By David Pitt
Requiring meat labels to have more details about a product’s origins is too costly and serves no public health or safety benefit, industry groups said in announcing a lawsuit against the U.S. Department of Agriculture over new labeling rules.
The rules went into effect in May and require labels for steaks, ribs and other cuts to detail where animals grown for meat were born, raised and slaughtered.
Previously, labels only required that countries of origin to be noted, so a package might say, “Product of U.S. and Canada.” Now, the labels must specify “Born in Canada, raised and slaughtered in the United States.”
In addition, the USDA is prohibiting processors from mixing meat from animals born, raised or slaughtered in Mexico, Canada or other countries with meat from the United States.
The American Meat Institute, a trade association for packers, processors and suppliers, and seven other groups said segregating the meat is not part of the law that Congress passed and the USDA is overstepping its authority. They also claim the rule will be costly to implement and that it offers no food safety or public health benefit.
“Segregating and tracking animals according to the countries where production steps occurred and detailing that information on a label may be a bureaucrat’s paperwork fantasy, but the labels that result will serve only to confuse consumers, raise the prices they pay, and put some producers and meat and poultry companies out of business in the process,” said Mark Dopp, an AMI executive, in a news release.
The USDA says the country of original labeling, known as COOL, will help consumers make informed decisions.

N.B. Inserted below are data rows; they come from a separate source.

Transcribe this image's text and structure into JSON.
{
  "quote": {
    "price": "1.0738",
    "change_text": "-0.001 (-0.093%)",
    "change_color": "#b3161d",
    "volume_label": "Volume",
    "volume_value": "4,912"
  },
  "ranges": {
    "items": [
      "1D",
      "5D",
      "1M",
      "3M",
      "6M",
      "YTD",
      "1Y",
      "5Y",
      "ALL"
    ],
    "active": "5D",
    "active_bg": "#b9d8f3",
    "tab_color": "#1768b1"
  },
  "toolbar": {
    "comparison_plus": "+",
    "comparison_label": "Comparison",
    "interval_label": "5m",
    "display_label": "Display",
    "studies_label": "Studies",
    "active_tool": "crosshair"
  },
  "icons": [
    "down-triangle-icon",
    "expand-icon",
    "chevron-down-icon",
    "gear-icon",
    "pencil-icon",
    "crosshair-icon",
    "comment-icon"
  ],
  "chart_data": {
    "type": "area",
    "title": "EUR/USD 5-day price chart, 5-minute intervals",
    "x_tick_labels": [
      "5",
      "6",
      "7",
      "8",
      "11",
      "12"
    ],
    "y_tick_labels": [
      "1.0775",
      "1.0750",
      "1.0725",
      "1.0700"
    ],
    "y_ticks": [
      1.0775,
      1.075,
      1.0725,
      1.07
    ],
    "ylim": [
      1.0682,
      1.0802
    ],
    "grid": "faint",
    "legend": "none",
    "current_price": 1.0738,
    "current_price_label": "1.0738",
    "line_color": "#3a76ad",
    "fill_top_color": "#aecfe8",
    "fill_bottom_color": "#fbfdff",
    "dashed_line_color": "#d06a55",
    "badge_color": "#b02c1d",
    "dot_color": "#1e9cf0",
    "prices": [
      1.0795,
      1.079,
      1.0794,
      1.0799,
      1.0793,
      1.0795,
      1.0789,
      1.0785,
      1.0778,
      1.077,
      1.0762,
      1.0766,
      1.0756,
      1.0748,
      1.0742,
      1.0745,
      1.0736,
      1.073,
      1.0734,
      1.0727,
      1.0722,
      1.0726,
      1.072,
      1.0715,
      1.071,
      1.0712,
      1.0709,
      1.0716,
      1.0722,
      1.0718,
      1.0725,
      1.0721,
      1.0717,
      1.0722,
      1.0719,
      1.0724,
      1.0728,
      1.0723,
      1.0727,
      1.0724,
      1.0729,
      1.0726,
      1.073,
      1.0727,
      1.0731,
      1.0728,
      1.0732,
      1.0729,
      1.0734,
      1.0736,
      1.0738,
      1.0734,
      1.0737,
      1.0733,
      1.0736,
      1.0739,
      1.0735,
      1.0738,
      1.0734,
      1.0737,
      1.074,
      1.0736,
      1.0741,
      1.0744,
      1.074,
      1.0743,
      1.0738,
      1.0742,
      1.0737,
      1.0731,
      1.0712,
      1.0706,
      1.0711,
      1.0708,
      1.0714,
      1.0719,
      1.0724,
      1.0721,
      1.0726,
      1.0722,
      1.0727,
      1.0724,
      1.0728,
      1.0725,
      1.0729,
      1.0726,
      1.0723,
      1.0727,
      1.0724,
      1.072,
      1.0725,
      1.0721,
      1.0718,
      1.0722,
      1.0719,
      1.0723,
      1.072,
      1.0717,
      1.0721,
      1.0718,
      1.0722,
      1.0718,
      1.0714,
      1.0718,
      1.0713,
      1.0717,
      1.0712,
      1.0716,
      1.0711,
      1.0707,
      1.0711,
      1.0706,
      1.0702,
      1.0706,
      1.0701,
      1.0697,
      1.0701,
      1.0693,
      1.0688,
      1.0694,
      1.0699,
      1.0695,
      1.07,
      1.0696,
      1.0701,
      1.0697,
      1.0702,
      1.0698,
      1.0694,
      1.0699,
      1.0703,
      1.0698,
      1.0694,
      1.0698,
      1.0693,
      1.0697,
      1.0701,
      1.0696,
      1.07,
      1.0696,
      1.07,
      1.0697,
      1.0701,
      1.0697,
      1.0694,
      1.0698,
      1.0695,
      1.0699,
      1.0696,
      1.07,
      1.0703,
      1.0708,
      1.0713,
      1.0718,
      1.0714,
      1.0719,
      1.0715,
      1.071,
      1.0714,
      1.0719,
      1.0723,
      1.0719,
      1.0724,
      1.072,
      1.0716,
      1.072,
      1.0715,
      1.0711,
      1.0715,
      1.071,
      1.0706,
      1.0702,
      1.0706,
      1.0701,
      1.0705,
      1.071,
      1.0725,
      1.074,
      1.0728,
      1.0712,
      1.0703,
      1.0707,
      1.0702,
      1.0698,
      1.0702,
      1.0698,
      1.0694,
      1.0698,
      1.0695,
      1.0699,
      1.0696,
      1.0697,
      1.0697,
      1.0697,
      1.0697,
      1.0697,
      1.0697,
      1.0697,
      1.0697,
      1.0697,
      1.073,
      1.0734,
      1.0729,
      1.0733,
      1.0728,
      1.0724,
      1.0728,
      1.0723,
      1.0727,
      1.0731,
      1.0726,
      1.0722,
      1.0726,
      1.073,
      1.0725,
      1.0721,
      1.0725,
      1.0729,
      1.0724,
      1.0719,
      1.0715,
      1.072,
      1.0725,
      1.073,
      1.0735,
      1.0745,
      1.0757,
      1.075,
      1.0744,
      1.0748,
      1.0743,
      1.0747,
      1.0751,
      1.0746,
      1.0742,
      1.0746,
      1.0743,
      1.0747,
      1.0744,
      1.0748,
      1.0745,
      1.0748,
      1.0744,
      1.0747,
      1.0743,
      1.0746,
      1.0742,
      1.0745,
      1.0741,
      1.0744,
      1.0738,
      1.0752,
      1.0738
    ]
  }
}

“USDA remains confident that these changes will improve the overall operation of the program and also bring the mandatory COOL requirements into compliance with U.S. international trade obligations,” it said.
Advocates say segregating meat will help if a food safety issue develops.
The rules also have had support from other farmers’ organizations, along with environmental groups.
The meat industry groups said in court documents that about 4 percent to 7 percent of beef and pork consumed in the U.S. comes from animals from other countries. In some parts of the United States, including Texas, New Mexico, Arizona and California, as much as half of the livestock used for meat could be imported.
Once in the supply chain, the meat becomes interchangeable with meat from U.S. animals, the groups said.
“In short, beef is beef, whether the cattle were born in Montana, Manitoba, or Mazatlán,” said the lawsuit filed in federal court in Washington, D.C. “The same goes for hogs, chickens, and other livestock.”